Preparing for an appointment for Dupuytrens Contraction
Usually, you may first request a referral from your family doctor to a specialist for this kind of affliction. Once you are ready to have that medical appointment, write the answers to the questions below to help the specialist diagnose and determine the appropriate treatment for your condition.
- When did the symptoms arise?
- Have they been getting bigger or worse?
- Does something improve or worsen it?
- How does the contracture impede your activities of daily living?
During the physical exam, the doctor will visually inspect the hands, relate them to each other, and inspect for any crumpling or puckering on the palms. The doctor will also palpate the different hands and fingers’ different regions to check for hardened lumps, knots, or bands of tissue.
Tests and diagnosis
The only diagnostic procedure employed to check Dupuytrens Contraction or contracture is composed of a simple maneuver called the tabletop test, which can determine if a person has contracture in the hand.
If a patient can lay their hand, palm down, and flat on a tabletop, the patient is free from a contracture. Doctors can mostly diagnose Dupuytren’s contracture by simply visual inspection and palpation of hands.
Treatments and drugs
If the disease advances sluggishly, causes no pain, and especially if it has little to no impact on the ability to use your hands for everyday tasks, you may not need any drastic treatment.
You may choose to wait and check if the Dupuytrens Contraction or contracture progresses, or you may have radiation therapy which is the most advisable for the early stages of this disease.
Treatment includes eliminating or breaking apart the cords that are pulling the fingers in the direction of your palm. This can be done in several different ways. The choice of technique depends on the severity of the symptoms and any other health complications a patient may have.
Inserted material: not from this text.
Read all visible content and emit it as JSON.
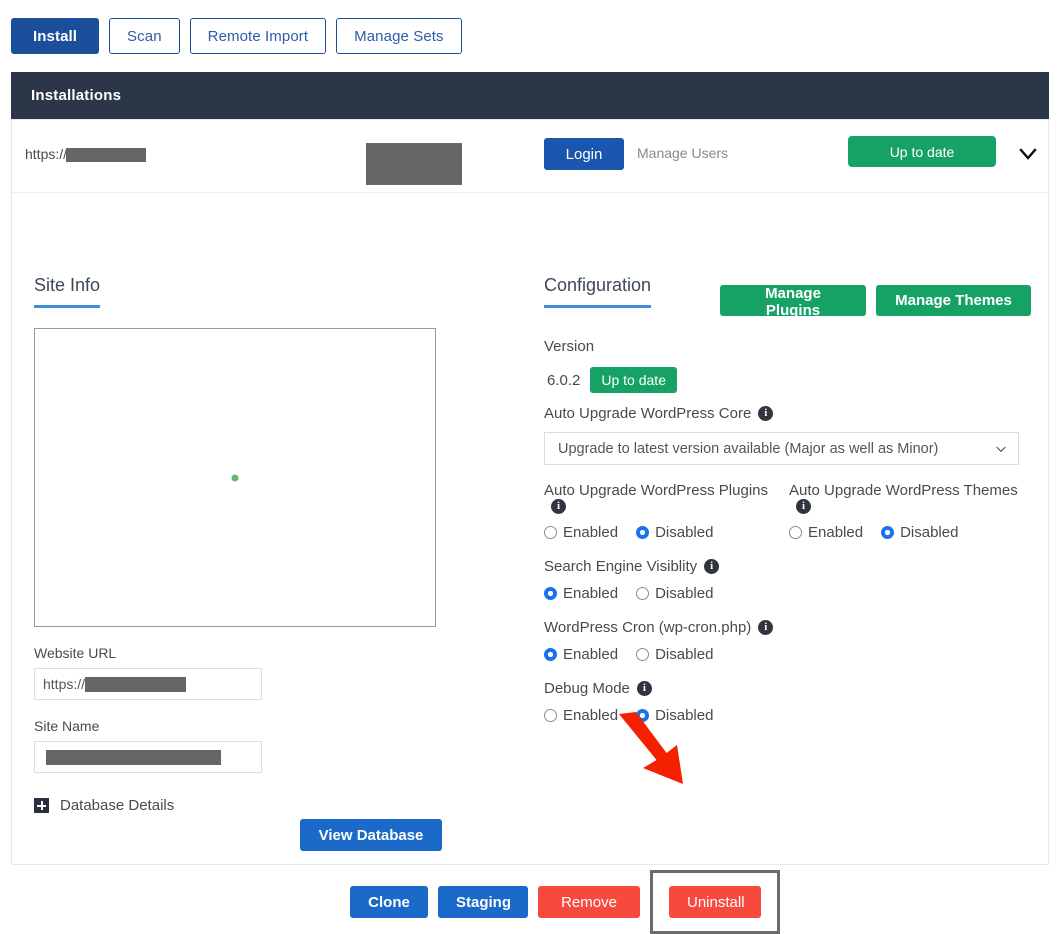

Needling is a method that uses a needle that is inserted through the skin to puncture and break the hardened cord of tissue that’s contracting a finger or fingers. Contractures can recur. However, the procedure can be repeated if necessary.
Some specialists now use ultrasound to guide the needle. This advancement can really reduce the risk of unintentional injury to the surrounding nerves or tendons of the contracture site. The greatest advantage of the needling technique is that there is no incision, and it can be done on multiple fingers at just one time.
Afterward, very minimal physical therapy is needed. The disadvantage of this procedure is that it cannot be employed in some locations due to the risk of damaging a nerve.
The Food and Drug Administration also approves enzyme injections as a treatment for Dupuytren’s Contraction or contracture. The injections contain an enzyme, collagenase clostridium histolyticum (Xiaflex), which is geared for treating Dupuytren’s contracture.
The enzyme in this medication relaxes and deteriorates the rigid cord in the palm of an afflicted hand. A day after the injection, the doctor will manipulate the hand to break off the cord and straighten the fingers.
In many ways, this is similar to the needling technique, except that hand manipulation happens the following day instead of the same day as the injection procedure. They have the same advantages and disadvantages as the Needling technique.
Another option is to surgically get rid of the tissue in the palm which is affected by the disease. This may be in the early stages of the disease as the tissues cannot easily be identified. It may not be a preferred method for patients because it is invasive, but it can prove very effective for patient recovery.